They (whoever ‘they’ might be) say confession is good for the soul, so here’s my stab at it for the moment.
I keep whacking the snooze button or — even worse — turning off the alarm altogether instead of getting up super early to work on my novel. Not every morning at least, but more than I should be and more than I want. So what’s a non-morning girl to do? Get up and do it anyway! I have a tendency to want to write the story straight through so if I get a bit hung up with a scene it can throw me off for a couple of days until I know the direction to go. Not good, considering I’d like to be MUCH further along with my draft when I go to the Blue Ridge Christian Writers Conference in May. I’m going to work on it a bit more tonight and force myself to get in some writing time before the rest of the family rolls out of bed in the morning.

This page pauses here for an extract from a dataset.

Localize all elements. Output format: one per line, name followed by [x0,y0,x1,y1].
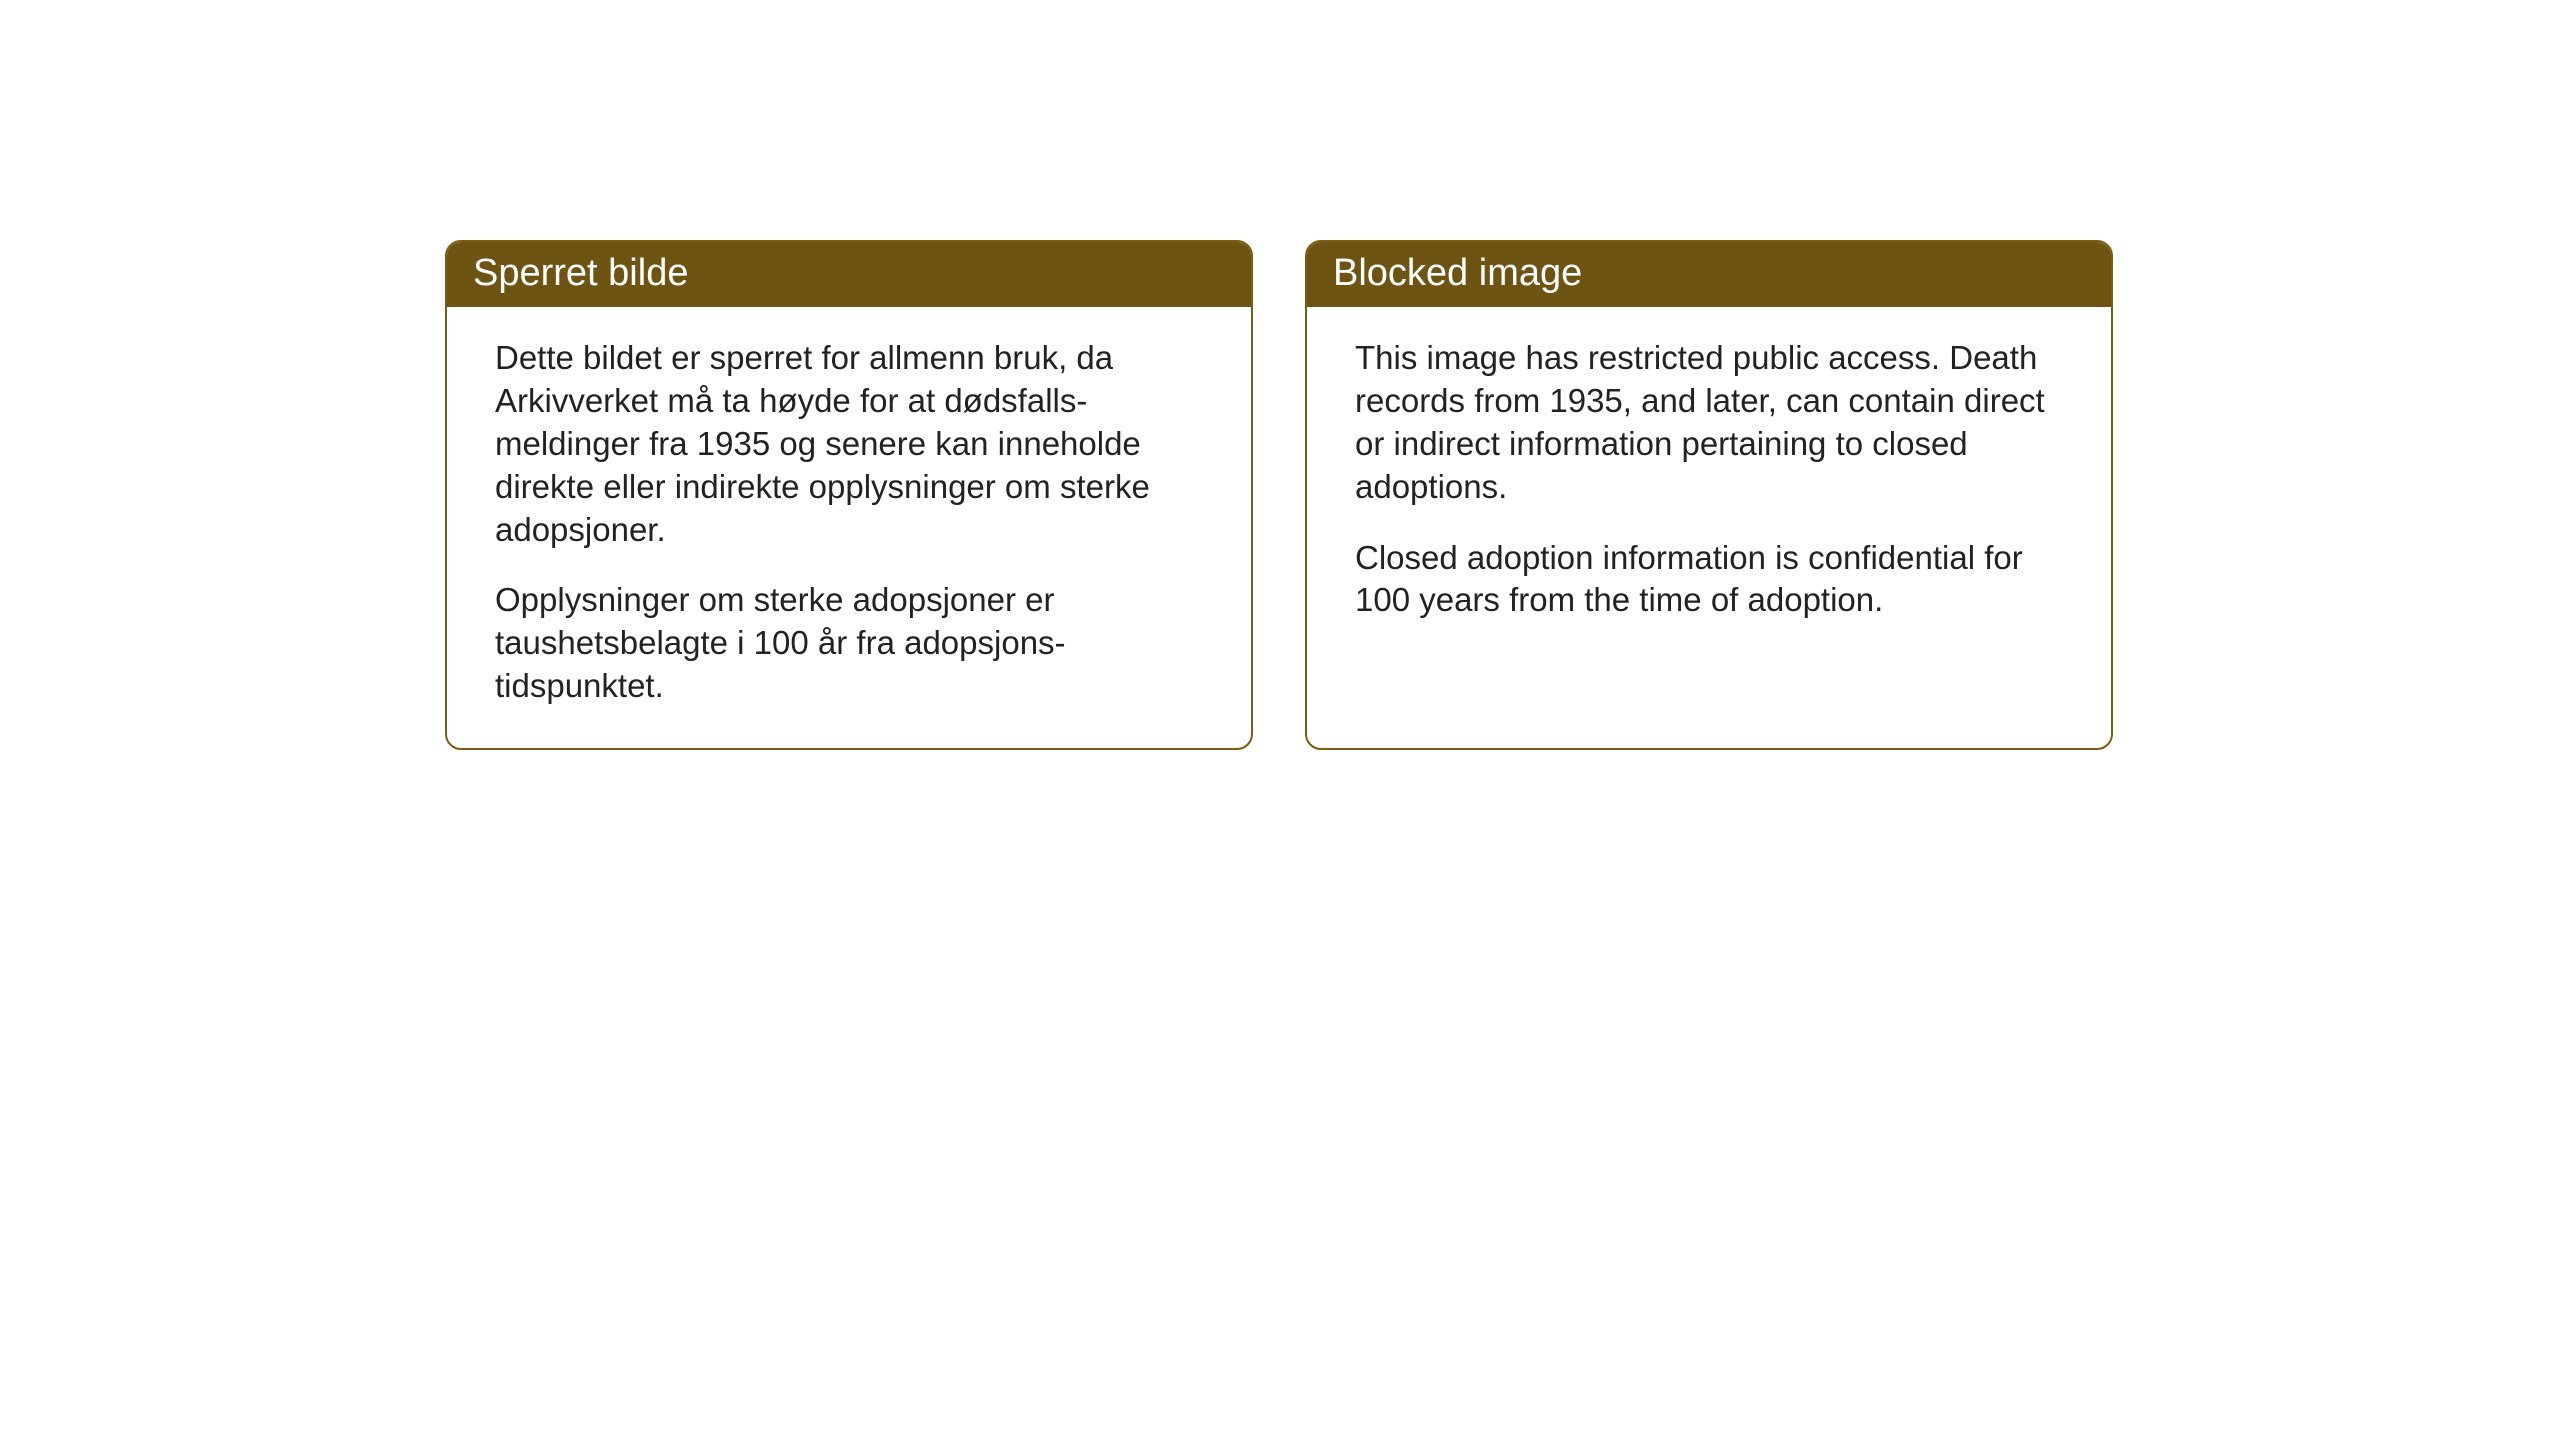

Hmmm … that sounds like I’m forcing myself to write, which I’m not. I’m forcing myself to get up and do it so early. But I love starting the day with prayer and writing time, so need to remember that when the alarm squawks at 3:45. And yes, that’s AM, not PM. 🙂
OK, I feel better now, so on to the celebration. The same novel I’m having trouble working on so early in the morning actually has almost 24,000 words down! Woo hoo! That’s huge for me, especially considering that the most I’ve ever written on a story before is maybe 10 or 11k, tops. The scary part is I started out thinking I was shooting for about 75k. Considering where I am in the story and how much more I want to include, I can already see that I’ll pass right by 75k (someday!). Who would’ve thought?! I need to change the little word count bar in the margin even though my ‘percent complete’ is about to bottom out. Oh well, it’s gotta happen sometime so it might as well be now.
Maybe if I pat myself on the back hard enough it’ll knock me out of bed in the morning and get me going. Ya think?